Miss Lily’s Lovely Ladies
Page 35
Has he ever done a forceps delivery? wondered Sophie, but Sister Martens added, ‘Don’t worry. I’ll tell him what to do.’
Sophie sat by Alison’s side. ‘It’ll be over soon. Soon.’
‘Sophie … don’t tell Philip I screamed, will you?’
Philip is dead, thought Sophie, just as Alison shook her head, said, ‘I forgot’, then screamed again.
The doctor arrived smelling of port. He washed his hands briefly in the water bowl, then pulled the forceps from his bag.
‘Try to time pulling with a contraction …’ began Sister Martens.
He silenced her with a look. ‘Now, then,’ he said, in a gust of false cheer and port fumes. ‘Let’s be doing with this, shall we?’
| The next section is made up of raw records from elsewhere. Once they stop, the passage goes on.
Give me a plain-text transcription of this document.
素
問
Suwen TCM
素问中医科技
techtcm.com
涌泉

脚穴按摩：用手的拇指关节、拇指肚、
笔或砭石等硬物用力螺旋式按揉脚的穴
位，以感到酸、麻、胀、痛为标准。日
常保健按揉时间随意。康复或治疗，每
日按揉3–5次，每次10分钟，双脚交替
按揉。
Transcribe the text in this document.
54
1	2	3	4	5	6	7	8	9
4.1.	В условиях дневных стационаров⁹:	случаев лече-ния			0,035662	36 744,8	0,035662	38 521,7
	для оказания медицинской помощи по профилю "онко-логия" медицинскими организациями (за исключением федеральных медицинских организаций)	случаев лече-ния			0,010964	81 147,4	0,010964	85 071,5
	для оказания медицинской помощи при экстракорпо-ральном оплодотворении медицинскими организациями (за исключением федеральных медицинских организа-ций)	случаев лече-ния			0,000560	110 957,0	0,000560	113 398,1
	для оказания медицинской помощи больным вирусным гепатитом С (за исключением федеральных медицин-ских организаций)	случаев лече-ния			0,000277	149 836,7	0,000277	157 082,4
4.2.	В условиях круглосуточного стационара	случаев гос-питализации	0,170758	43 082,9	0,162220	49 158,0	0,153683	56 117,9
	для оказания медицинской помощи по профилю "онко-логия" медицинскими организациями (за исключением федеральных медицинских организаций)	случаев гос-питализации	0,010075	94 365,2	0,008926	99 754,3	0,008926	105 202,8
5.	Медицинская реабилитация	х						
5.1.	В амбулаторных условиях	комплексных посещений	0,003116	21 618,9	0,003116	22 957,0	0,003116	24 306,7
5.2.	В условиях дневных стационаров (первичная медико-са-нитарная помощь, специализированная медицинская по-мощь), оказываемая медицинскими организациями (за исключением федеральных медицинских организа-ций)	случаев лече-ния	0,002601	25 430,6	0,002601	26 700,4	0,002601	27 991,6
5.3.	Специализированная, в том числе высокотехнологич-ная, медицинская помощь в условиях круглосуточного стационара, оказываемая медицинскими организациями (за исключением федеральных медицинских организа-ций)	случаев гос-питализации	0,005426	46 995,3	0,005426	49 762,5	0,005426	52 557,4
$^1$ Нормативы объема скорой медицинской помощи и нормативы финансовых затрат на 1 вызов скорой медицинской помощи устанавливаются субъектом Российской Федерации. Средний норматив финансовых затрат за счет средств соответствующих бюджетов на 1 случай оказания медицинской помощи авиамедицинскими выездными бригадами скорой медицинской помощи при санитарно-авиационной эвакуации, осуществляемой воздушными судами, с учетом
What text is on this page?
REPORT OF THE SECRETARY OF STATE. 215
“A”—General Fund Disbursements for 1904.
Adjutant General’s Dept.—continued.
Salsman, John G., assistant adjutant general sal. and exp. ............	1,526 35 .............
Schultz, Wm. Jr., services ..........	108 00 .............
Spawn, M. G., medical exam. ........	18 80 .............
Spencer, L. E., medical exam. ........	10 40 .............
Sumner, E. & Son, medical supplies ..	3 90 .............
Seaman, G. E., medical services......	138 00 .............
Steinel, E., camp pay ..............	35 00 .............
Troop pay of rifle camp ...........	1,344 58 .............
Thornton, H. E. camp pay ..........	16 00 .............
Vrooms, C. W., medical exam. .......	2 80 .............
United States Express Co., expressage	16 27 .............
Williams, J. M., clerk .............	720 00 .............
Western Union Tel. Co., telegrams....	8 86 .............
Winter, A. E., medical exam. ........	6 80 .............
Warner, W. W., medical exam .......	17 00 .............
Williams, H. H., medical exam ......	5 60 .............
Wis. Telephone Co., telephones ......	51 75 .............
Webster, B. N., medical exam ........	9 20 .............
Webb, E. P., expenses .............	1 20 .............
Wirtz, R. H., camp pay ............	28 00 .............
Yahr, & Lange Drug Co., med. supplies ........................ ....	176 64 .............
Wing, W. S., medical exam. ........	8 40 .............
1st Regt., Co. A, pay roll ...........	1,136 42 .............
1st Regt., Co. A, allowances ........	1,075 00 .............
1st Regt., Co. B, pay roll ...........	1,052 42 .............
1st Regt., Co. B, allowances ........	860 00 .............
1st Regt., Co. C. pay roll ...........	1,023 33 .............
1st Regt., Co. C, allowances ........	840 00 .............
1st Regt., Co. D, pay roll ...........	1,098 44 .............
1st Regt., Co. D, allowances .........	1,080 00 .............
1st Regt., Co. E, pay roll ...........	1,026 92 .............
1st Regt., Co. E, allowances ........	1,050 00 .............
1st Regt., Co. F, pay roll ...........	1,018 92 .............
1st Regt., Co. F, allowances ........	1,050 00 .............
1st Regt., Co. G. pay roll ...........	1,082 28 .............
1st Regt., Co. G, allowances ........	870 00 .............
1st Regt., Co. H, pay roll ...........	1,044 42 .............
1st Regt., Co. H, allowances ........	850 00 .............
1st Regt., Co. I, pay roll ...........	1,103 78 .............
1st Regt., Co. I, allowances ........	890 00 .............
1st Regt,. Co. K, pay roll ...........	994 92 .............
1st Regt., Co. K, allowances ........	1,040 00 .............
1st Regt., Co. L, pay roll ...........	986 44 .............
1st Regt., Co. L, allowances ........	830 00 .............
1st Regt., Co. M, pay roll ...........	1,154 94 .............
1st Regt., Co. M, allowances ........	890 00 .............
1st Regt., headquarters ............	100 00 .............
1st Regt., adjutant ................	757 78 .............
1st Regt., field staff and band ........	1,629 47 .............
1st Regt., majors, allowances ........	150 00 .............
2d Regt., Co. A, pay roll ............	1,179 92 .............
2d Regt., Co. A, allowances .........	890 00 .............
It took another hour. An hour of screams, of blood running into the sheets, and down Alison’s chin when she bit her lips. At times Sophie wondered if the duchess was going to faint. But she stayed where she was, a rock no one dared try to move.
At last, the baby cried.
Sister Martens took it, gazed without comment at the bruised head, then quickly and efficiently wiped it with warmed wet cloth she’d had waiting, swaddled it, and placed it in Alison’s arms then, as the doctor left, bent down again to deal with the afterbirth.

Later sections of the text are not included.